July 2018 | PAULA FORTUNA, INESC TEC SÉRGIO NUNES, INESC TEC and Faculty of Engineering, University of Porto
This survey provides a comprehensive overview of the current state of automatic hate speech detection in text, a field that has gained significant attention in recent years. The authors organize and describe previous approaches, including core algorithms, methods, and main features used. They discuss the complexity of defining hate speech, which varies across platforms and contexts, and propose a unifying definition. The survey highlights the societal impact of hate speech, particularly in online communities and digital media platforms, and emphasizes the importance of shared resources such as guidelines, annotated datasets, and algorithms for advancing the field.
The survey is structured into several sections. The first section introduces the problem, its motivations, and the need for automatic detection tools. The second section reviews related work, noting the limited number of studies and the complementary nature of this survey compared to previous work. The third section delves into the theoretical aspects, comparing different definitions of hate speech and discussing its evolution and targets. The fourth section presents a systematic literature review, detailing the methodology, results, and findings on the evolution of the field, publication venues, and key concepts. The fifth section analyzes the types of hate speech and examples, while the sixth section discusses related concepts such as cyberbullying, discrimination, and toxicity. The seventh section focuses on the practical aspects, including datasets, algorithms, and feature extraction methods. The eighth section concludes with a summary of the main contributions and future perspectives.
The survey underscores the importance of shared resources and the need for further research to improve the accuracy and effectiveness of automatic hate speech detection systems.This survey provides a comprehensive overview of the current state of automatic hate speech detection in text, a field that has gained significant attention in recent years. The authors organize and describe previous approaches, including core algorithms, methods, and main features used. They discuss the complexity of defining hate speech, which varies across platforms and contexts, and propose a unifying definition. The survey highlights the societal impact of hate speech, particularly in online communities and digital media platforms, and emphasizes the importance of shared resources such as guidelines, annotated datasets, and algorithms for advancing the field.

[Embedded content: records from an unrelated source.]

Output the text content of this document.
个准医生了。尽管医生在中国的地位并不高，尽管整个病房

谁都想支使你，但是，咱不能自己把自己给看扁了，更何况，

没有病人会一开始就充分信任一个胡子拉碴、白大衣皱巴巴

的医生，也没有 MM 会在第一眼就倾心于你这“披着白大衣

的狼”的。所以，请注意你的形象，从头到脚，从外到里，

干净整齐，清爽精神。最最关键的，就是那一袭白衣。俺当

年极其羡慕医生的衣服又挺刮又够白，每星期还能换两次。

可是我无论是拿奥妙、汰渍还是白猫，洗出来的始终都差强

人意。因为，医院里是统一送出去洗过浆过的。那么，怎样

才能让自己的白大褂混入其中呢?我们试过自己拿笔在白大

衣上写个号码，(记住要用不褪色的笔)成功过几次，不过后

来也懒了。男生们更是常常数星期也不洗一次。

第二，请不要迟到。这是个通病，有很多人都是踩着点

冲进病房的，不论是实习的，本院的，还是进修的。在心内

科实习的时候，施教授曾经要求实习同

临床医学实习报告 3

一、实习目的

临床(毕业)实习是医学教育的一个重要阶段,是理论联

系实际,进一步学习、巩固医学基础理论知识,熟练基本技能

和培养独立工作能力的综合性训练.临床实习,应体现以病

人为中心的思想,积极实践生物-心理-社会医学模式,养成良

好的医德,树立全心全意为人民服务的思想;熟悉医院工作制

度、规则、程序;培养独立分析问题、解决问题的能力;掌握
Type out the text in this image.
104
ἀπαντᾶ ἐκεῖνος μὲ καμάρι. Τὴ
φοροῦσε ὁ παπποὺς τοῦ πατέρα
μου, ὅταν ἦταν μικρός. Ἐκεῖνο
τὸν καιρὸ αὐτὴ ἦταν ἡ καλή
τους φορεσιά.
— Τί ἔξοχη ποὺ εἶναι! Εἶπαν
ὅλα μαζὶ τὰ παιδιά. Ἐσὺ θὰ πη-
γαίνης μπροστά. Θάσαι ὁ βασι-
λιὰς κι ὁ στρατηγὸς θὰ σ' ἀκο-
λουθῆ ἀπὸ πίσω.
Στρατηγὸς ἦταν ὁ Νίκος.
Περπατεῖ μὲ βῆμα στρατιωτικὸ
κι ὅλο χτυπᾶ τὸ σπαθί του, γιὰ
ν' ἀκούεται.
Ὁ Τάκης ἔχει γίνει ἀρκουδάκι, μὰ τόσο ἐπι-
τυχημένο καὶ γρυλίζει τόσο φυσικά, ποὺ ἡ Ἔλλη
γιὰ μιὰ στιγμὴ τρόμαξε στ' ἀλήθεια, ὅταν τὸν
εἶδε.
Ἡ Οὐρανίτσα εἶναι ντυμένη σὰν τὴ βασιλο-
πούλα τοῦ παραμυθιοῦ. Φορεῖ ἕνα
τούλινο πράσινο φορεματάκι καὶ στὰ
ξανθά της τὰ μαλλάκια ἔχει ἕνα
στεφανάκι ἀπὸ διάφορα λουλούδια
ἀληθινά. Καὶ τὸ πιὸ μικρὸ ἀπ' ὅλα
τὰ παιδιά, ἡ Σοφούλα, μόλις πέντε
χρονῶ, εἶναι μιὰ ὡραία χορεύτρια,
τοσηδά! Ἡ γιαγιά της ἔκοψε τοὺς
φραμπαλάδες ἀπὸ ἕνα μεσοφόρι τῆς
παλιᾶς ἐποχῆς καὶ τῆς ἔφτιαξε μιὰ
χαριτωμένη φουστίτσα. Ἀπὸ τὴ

The survey is structured into several sections. The first section introduces the problem, its motivations, and the need for automatic detection tools. The second section reviews related work, noting the limited number of studies and the complementary nature of this survey compared to previous work. The third section delves into the theoretical aspects, comparing different definitions of hate speech and discussing its evolution and targets. The fourth section presents a systematic literature review, detailing the methodology, results, and findings on the evolution of the field, publication venues, and key concepts. The fifth section analyzes the types of hate speech and examples, while the sixth section discusses related concepts such as cyberbullying, discrimination, and toxicity. The seventh section focuses on the practical aspects, including datasets, algorithms, and feature extraction methods. The eighth section concludes with a summary of the main contributions and future perspectives.
The survey underscores the importance of shared resources and the need for further research to improve the accuracy and effectiveness of automatic hate speech detection systems.